Learn to use algorithms to analyze and process a Graph Workspace in SAP HANA Cloud, SAP HANA database.
You will learn
  • How to analyze and process your graph using algorithms
  • How to create visualization for sub-graphs of components in a Graph Workspace
  • How to perform dependency analysis using a graph
Created by
VijayKrishnanSR
August 3, 2021
Contributors
VijayKrishnanSR

Prerequisites

The hana-ml library provides functionalities to analyze and process the graph. In this tutorial, you will learn about algorithms that can help you create sub-graphs of components in a Graph Workspace. Through a dependency analysis of a sample problem, you can also learn about a few special algorithms that assist analysis and visualization of graphs.

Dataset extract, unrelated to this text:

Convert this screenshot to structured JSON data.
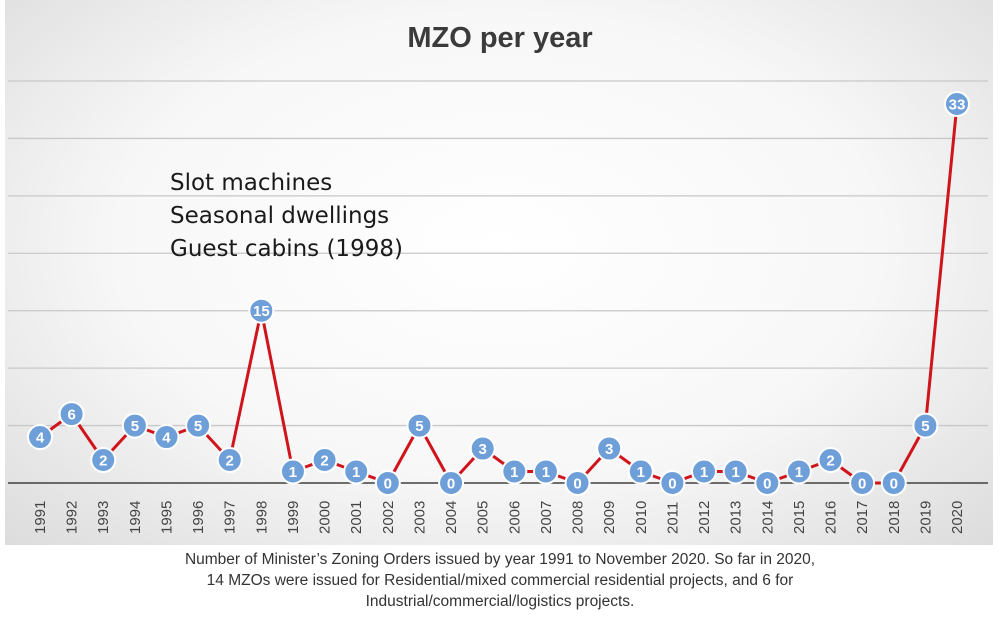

The following terms are used in specific contexts:

data-frame : when referring to the logical concept of a data frame

dataframe: when referring to a Python Object

  • Step 1

    Execute g_storm.describe() in a new cell of your Jupyter Notebook. This gives you statistical information about the graph like the node’s degree, number of triangles, density, etc.

    In this example, let’s focus on IS_CONNECTED, which indicates that you don’t have one connected graph, but multiple independent ones.

    statistical Node Information
  • Step 2

    The hana-ml library provides algorithms that can be executed on the graph like the shortest path, neighbors, topological sort or weakly connected components. You can find them in the hana_ml.graph.algorithms package. The execution pattern for these algorithms is always the same as given below:

    Python
    Copy
    result = hana_ml.graph.algorithms.<algorithm_name>(graph=<graph_instance>).execute(<parameters>)
    

    Every algorithm is implemented in a separate Python class which you can instantiate using <algorithm_name>. This class expects the graph instance as a constructor parameter specified by graph=<graph_instance>, so that it knows on which graph to perform the algorithms. Finally, every algorithm class implements an execute() method which triggers the execution of the algorithm. The result gives you access to the results of the algorithm execution. The properties available depend on the algorithm you execute.

  • Step 3

    In this case, you will use the WeaklyConnectedComponents algorithm to evaluate which connected components you have.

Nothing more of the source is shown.